In this paper, we propose spatial STIRAP to realize an on-chip spin quantum bus for scalable diamond QIP devices. Our scheme considers coherent quantum transport of an electron and its spin state between two NV centers embedded in a diamond nanowire. This is achieved by implementing STIRAP for the optical control of the NV center charge states and the confined nanowire conduction states. In contrast to existing spatial STIRAP protocols that manipulate tunneling amplitudes between distant sites, our proposal realizes quantum transport without any occupation of the intermediary space. Furthermore, to our knowledge, this is the first implementation of spatial STIRAP including spin-state transport.
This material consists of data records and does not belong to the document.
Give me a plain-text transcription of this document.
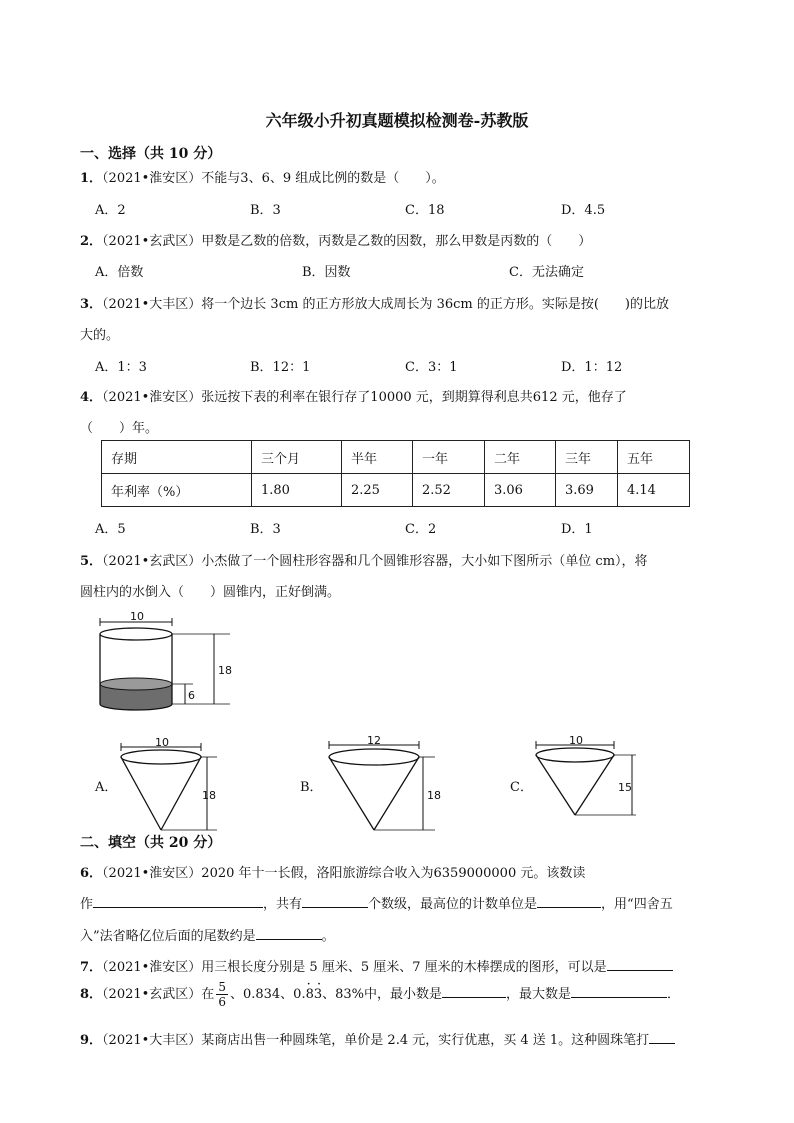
六年级小升初真题模拟检测卷-苏教版
一、选择（共 10 分）
1．（2021•淮安区）不能与3、6、9 组成比例的数是（　　）。
A．2	B．3	C．18	D．4.5
2．（2021•玄武区）甲数是乙数的倍数，丙数是乙数的因数，那么甲数是丙数的（　　）
A．倍数	B．因数	C．无法确定
3．（2021•大丰区）将一个边长 3cm 的正方形放大成周长为 36cm 的正方形。实际是按(　　)的比放
大的。
A．1：3	B．12：1	C．3：1	D．1：12
4．（2021•淮安区）张远按下表的利率在银行存了10000 元，到期算得利息共612 元，他存了
（　　）年。
存期	三个月	半年	一年	二年	三年	五年
年利率（%）	1.80	2.25	2.52	3.06	3.69	4.14
A．5	B．3	C．2	D．1
5．（2021•玄武区）小杰做了一个圆柱形容器和几个圆锥形容器，大小如下图所示（单位 cm），将
圆柱内的水倒入（　　）圆锥内，正好倒满。
10
18
6
A．
10
18
B．
12
18
C．
10
15
二、填空（共 20 分）
6．（2021•淮安区）2020 年十一长假，洛阳旅游综合收入为6359000000 元。该数读
作	，共有	个数级，最高位的计数单位是	，用“四舍五
入”法省略亿位后面的尾数约是	。
7．（2021•淮安区）用三根长度分别是 5 厘米、5 厘米、7 厘米的木棒摆成的图形，可以是
8．（2021•玄武区）在 $\frac{5}{6}$ 、0.834、0.· 83 ·、83%中，最小数是	，最大数是	．
9．（2021•大丰区）某商店出售一种圆珠笔，单价是 2.4 元，实行优惠，买 4 送 1。这种圆珠笔打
A proposal for our scheme was first presented along with a protocol for initializing the NV spin-states. We identified a feasibility condition for implementing STIRAP, ΔE_c/ħ≫Ω≫Γ, requiring the photoionization Rabi frequency to exceed optical decoherence rates and be limited by coupling with higher-energy conduction states. For the latter, EMT was employed to model the effects of the nanowire confining potential on the diamond conduction band. We then presented the first ab initio calculations of the NV photoionization Rabi frequency. This allowed the STIRAP feasibility condition to be evaluated in two nanowire designs, which achieved electronic confinement through either a surface structure or electrodes. By optimizing the Rabi frequency relative to the decoherence rate for varying wire dimension, we conclude that STIRAP is feasible in both designs in timescales on the order of hundreds of nanoseconds.

The first experimental stages should perform photoionization spectroscopy to assess the spectral linewidth of discretized states in the nanowire conduction band. Ultimately, this will determine whether deterministic photoionization to the conduction band minimum is feasible. A second key experiment is to directly the measure the spin-relaxation time of the NV⁰ center to confirm that it is sufficiently long to enact the STIRAP protocol. This study has also introduced multiple avenues for future theoretical research. For example, a detailed ab initio model of the nanowire electronic structure would allow for the precise calculation of valley-orbit and spin-orbit interactions. This would require the development of new computational tools for simulating mesoscopic diamond structures.